1 Department of Obstetrics and Gynaecology, St. Stephan’s Hospital, Budapest
2 Department of Pathology, St. Stephan’S Hospital, Budapest
3 Genoid Molecular Biology Laboratory, Budapest
4 Clinic of Obstetrics and Gynaecology, Scientific University of Pécs, Pécs (Hungary)
Eur. J. Gynaecol. Oncol. 2012, 33(2), 134–137;
Published: 10 April 2012
Objective: In our retrospective study we focused on the sensitivity of HPV DNA testing towards reducing the number of repeat (re)- conisations. Is the second HPV test (pre repeat conisation) an appropriate method to reduce the number of interventions in histologically positive cases?

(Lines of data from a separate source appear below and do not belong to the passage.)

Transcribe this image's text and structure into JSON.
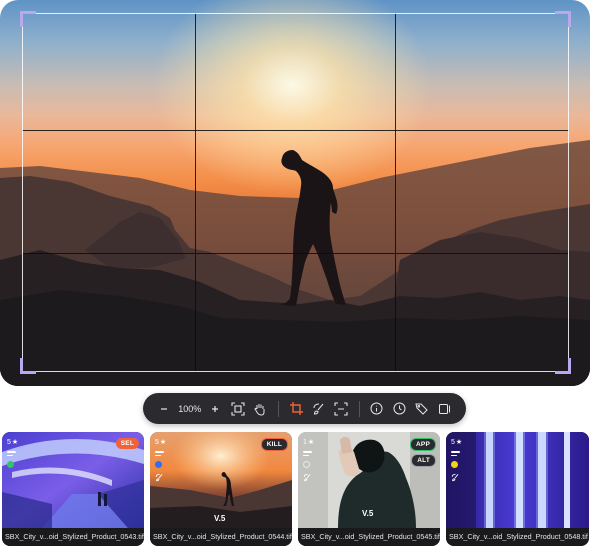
{
  "viewer": {
    "image_description_icon": "sunset-silhouette-photo"
  },
  "toolbar": {
    "zoom_out_icon": "minus-icon",
    "zoom_level": "100%",
    "zoom_in_icon": "plus-icon",
    "fit_icon": "fit-screen-icon",
    "pan_icon": "hand-icon",
    "crop_icon": "crop-icon",
    "retouch_icon": "brush-icon",
    "select_icon": "focus-frame-icon",
    "info_icon": "info-icon",
    "history_icon": "clock-icon",
    "tags_icon": "tag-icon",
    "compare_icon": "compare-icon",
    "accent": "#f0633a"
  },
  "thumbnails": [
    {
      "filename": "SBX_City_v...oid_Stylized_Product_0543.tif",
      "rating": "5",
      "badge": "SEL",
      "badge_color": "#f0633a",
      "dot_color": "#32c46a",
      "version": ""
    },
    {
      "filename": "SBX_City_v...oid_Stylized_Product_0544.tif",
      "rating": "5",
      "badge": "KILL",
      "badge_color": "#3a3a3e",
      "dot_color": "#2f6ff0",
      "version": "V.5"
    },
    {
      "filename": "SBX_City_v...oid_Stylized_Product_0545.tif",
      "rating": "1",
      "badge": "APP",
      "badge2": "ALT",
      "badge_color": "#3a3a3e",
      "dot_color": "",
      "version": "V.5"
    },
    {
      "filename": "SBX_City_v...oid_Stylized_Product_0548.tif",
      "rating": "5",
      "badge": "",
      "badge_color": "",
      "dot_color": "#f2d41a",
      "version": ""
    }
  ]
}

Study: 438 cervical conisations - loop electrosurgical excision procedure (LEEP) - were performed between March 2008 and August 2010 at our Gynaecology Department. Samples for high-risk HPV testing (Genoid, Hungary) were taken from the surface of the cervix and from the cervical canal before the LEEP procedure, and histopathological examinations were performed. Margin positivity was the indication for re-conisation (re-LEEP). Results: 119 (27.2%) out of 438 cases were re-conisations. In cases of histologically proven residual dysplasia (29 of 119) high-risk HPV infection was also detected by HPV testing. In 90 cases of 119 residual dysplasia was not seen by histological examination. In this high-risk group HPV infection had not been detected in 77 cases (85.5%) by the time the second HPV test was performed. HPV tests for high-risk types were positive only in 13 of 90 (14.5%) without residual dysplasia. Furthermore the same HPV type was detected only in three cases taken before the first and second conisation procedure. Conclusion: Pre re-conisation HPV testing might be useful in reducing the number of re-conisations where the high-risk HPV test is either negative or does not confirm the previously proven HPV type.